Even his own flesh and blood were nervous around him, unable to cross the room and come close as any son should be able to do around his father.
He was not scared of Evander, or at least Evander did not think so.
It was more than he’d ever been given a reason to think that affection was something to show.
Evander’s chest tightened, and he was taken by an urge to cross the room and rest a consoling hand on Aaron’s shoulder. A word of encouragement, perhaps? Something to show that he cared. However, just as that urge came, Evander pushed it down.
He will not thank me for such things. What he needs is a firm hand, discipline, and a show of strength. That is how he will grow into the man I know he can be.
“That will be all,” Evander dismissed.
Aaron hesitated, with a hopeful look, only to bow his head and turn.
“And Aaron…” Evander spoke after him, and Aaron turned, again with hope in his eyes. “I will be watching you, son. Do not disappoint me.”
“I won’t, Father,” he said meekly before turning and hurrying away.

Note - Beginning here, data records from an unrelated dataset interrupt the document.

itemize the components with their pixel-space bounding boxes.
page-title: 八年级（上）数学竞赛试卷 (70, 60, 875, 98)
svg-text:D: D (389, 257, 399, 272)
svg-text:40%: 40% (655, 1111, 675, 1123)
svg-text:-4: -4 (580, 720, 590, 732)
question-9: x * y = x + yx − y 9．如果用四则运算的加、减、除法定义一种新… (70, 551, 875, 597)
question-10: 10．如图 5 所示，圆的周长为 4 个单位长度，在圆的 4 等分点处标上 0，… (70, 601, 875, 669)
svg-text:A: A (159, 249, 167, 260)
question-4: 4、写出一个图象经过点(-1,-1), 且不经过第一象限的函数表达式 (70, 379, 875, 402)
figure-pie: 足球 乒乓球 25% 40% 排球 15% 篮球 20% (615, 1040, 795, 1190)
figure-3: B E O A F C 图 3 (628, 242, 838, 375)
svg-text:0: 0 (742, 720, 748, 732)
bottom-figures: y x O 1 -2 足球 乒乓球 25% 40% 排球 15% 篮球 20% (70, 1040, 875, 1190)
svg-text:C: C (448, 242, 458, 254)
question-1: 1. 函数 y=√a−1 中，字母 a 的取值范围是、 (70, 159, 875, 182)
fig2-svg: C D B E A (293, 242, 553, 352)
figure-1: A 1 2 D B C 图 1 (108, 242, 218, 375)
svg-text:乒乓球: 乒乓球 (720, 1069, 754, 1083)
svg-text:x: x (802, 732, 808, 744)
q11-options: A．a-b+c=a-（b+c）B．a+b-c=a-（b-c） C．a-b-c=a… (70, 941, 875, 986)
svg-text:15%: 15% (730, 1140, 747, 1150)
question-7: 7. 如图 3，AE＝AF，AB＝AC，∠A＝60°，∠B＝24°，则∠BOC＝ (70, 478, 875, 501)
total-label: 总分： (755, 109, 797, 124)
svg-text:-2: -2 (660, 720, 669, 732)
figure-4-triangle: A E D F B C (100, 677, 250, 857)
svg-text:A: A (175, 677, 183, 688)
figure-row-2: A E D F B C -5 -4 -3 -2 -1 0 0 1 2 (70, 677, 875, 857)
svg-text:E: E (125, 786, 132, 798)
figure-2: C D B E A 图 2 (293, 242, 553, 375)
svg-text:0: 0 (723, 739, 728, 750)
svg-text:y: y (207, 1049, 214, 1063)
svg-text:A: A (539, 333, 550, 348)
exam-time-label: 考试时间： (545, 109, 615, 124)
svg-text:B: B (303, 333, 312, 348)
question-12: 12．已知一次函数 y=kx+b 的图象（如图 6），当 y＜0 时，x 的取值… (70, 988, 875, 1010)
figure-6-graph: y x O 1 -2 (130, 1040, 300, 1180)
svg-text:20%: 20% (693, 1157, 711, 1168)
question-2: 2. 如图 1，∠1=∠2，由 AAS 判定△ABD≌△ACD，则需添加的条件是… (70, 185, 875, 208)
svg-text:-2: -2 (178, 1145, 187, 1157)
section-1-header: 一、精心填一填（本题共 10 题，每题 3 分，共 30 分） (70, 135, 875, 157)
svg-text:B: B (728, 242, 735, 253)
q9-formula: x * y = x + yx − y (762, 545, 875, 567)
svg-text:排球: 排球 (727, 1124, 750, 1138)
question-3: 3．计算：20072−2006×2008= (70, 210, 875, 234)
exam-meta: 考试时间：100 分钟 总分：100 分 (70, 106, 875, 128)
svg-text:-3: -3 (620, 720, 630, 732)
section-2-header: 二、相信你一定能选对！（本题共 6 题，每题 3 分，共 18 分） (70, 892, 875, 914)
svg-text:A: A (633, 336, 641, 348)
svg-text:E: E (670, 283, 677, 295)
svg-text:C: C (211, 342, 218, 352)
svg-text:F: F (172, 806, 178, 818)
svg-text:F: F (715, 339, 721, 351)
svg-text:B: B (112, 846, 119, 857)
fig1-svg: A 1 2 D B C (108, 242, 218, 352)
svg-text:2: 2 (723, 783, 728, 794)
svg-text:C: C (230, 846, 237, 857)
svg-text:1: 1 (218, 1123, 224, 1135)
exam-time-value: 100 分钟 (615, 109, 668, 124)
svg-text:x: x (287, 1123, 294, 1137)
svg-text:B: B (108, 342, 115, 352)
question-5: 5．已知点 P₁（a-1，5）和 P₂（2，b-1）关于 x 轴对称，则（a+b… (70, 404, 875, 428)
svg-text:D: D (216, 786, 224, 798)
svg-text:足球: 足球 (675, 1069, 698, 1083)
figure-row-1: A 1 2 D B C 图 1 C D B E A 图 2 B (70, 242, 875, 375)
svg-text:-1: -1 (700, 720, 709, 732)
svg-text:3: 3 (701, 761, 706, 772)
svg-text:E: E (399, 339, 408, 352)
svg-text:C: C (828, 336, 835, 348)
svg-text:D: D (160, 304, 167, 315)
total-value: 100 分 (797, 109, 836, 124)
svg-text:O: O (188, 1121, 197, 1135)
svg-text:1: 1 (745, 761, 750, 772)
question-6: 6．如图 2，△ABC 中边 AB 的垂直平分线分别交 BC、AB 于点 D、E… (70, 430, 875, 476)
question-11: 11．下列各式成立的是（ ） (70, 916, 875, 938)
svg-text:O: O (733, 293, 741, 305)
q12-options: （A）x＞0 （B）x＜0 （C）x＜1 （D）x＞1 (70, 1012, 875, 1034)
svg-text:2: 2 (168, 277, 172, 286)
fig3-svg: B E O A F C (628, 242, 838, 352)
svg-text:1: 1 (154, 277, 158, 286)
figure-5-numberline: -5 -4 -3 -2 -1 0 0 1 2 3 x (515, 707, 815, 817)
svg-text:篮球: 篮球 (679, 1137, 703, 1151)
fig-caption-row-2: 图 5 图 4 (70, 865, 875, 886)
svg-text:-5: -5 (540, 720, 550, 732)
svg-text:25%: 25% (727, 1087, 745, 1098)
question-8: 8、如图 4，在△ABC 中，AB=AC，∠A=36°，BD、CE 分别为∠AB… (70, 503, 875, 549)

With that done, Evander turned again to watch Octavia as she waited to be taken inside. He should not have found himself so intrigued by her. Truly, she should have hardly passed through his mind. She was merely a governess, he would have little to do with her, and that was for the best.
Yet, there he stood, watching her closely, wondering about her also.
He tried to tell himself that hiring her was a good idea, thinking that someone like her might stand a chance at taming his son.
All the while, deep within his consciousness, a warning sounded out that this would only lead to trouble.